Apposée sur un bloc de marbre, près de l’entrée du Parlement européen à Bruxelles, on trouve une petite plaque où figurent ces quatre lettres : SEAP, pour Society of European Affairs Professionals. Elle a été posée peu après la création en 1997 de cette association de lobbyistes. Étonnant hommage du pouvoir législatif à ces professionnels de l’influence considérés en France comme des parasites vivant sur le dos et aux dépens des représentants légitimes de la nation. C’est peu dire que les lobbyistes ont pignon sur rue dans la capitale européenne. On estime leur nombre à 30 000. C’est plus que l’ensemble des fonctionnaires des institutions européennes. La plupart sont massés dans le kilomètre carré du « quartier européen ». Rue de Spa ou avenue Cortenbergh, services de la Commission, associations professionnelles et cabinets de lobbying se suivent, d’un numéro à l’autre. Ici le lobbying n’est pas une verrue posée sous le pied de la démocratie, c’est un des ingrédients de la tambouille communautaire.

Ce qu’on lui reproche n’est pas d’exister mais de manquer de « transparence ». Pourtant, en 2011, a été mis en place un registre des groupes d’intérêt. En novembre 2014, au moment de l’entrée en fonction de la Commission Juncker, il recensait 6 000 « entités », parmi lesquelles des représentants de grandes entreprises ou de fédérations professionnelles (plus de la moitié), des ONG, des think tanks, des cabinets d’avocats, des représentants de région, etc. Mais l’inscription reste volontaire.
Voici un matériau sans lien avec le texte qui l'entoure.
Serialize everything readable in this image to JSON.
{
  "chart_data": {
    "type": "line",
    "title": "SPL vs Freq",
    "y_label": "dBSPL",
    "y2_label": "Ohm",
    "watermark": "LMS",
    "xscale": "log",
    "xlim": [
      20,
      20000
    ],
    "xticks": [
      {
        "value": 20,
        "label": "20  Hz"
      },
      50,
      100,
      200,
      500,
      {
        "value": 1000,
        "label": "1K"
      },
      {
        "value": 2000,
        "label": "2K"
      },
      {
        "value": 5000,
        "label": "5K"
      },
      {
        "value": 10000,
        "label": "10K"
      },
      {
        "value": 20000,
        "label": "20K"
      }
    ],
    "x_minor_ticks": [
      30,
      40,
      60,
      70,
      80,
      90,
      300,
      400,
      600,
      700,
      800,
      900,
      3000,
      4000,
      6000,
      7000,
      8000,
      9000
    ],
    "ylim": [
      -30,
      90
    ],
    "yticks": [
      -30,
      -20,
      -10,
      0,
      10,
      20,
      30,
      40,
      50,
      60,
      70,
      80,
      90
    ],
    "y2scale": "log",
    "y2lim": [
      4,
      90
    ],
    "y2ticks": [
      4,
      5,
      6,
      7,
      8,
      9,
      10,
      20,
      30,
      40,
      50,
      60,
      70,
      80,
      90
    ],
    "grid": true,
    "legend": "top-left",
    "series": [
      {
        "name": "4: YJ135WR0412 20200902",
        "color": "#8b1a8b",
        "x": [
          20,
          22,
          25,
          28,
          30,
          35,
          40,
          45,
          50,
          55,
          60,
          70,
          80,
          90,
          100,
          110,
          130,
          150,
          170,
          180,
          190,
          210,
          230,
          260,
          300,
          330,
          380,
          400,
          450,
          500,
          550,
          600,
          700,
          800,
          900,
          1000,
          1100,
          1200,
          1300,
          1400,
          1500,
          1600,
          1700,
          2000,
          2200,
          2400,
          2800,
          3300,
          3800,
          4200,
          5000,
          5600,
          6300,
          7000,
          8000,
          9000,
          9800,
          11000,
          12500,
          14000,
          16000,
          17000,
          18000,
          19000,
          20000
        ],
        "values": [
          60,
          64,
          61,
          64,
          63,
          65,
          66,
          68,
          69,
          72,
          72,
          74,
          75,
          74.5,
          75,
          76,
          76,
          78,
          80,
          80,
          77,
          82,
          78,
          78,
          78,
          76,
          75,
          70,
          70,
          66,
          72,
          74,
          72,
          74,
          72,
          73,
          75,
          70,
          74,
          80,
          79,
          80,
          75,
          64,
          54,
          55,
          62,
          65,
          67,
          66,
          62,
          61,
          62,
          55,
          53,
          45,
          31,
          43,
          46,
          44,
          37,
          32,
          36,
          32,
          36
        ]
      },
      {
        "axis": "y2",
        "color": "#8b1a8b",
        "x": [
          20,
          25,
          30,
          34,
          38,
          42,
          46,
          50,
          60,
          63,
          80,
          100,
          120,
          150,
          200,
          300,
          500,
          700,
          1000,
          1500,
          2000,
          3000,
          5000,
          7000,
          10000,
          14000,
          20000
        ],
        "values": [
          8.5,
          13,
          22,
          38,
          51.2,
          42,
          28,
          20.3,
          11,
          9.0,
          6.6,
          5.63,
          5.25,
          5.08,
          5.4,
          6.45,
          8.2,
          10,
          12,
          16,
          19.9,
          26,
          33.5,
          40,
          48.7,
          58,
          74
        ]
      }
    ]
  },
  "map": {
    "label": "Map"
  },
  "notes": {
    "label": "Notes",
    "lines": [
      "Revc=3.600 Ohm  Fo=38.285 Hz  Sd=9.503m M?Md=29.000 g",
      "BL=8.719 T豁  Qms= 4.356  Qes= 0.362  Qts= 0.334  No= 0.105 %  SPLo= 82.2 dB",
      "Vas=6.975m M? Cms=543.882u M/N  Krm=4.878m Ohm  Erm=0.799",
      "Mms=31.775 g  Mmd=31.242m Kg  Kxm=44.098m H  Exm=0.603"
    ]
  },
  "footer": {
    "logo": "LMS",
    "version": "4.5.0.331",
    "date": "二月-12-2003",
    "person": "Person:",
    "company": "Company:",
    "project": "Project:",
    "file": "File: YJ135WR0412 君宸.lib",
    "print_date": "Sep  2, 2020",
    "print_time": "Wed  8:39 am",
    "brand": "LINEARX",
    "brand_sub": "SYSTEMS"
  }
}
Plusieurs ONG « anti-lobbies » consacrent une bonne partie de leurs ressources à dénoncer les failles de ce répertoire. Elles sont nombreuses. Simple exemple : la banque Goldman Sachs n’y était jusqu’il y a peu tout simplement pas enregistrée… en dépit du fait qu’elle est très active dans la capitale européenne. Son influence s’exerce à travers ses « lobbyistes maison » que l’on croise en commission des affaires économiques et monétaires. Elle passe également par les différents cabinets de consulting que la banque fait travailler (dont Fleishman-Hillard, une des enseignes que l’on retrouve aussi bien à Washington qu’à Bruxelles) et bien sûr par les associations professionnelles, notamment la très puissante Association for Financial Markets in Europe, dont le budget se chiffre en dizaines de millions d’euros.

En octobre, pendant son audition parlementaire, le vice-président de la Commission européenne, Frans Timmermans, a prévenu : « Nous avons besoin d’un registre (des lobbies) obligatoire, mais cela sera un exercice difficile car cela représentera un changement de tradition. » Et le socialiste néerlandais de préciser qu’en attendant, ceux qui n’avaient pas pris soin de s’inscrire n’auraient plus accès aux commissaires et à leur cabinet. Cinq mois plus tard le nombre des lobbies enregistrés était passé à 8 300. L’annonce de Timmermans « a porté ses fruits », constate la députée socialiste Sylvie Guillaume, vice-­présidente du Parlement en charge de la transparence.

Transparence ou pas, les lobbies sont-ils utiles ? Ils sont surtout consubstantiels à la politique européenne. « Je n’aurais pas pu faire mon travail s’ils n’avaient pas été là… cela m’aurait pris plus de temps », explique Sylvie Guillaume. Dans un système politique taillé à l’échelle d’un continent et faute ­d’histoire politique européenne ­commune, les lobbies font un peu office de société civile.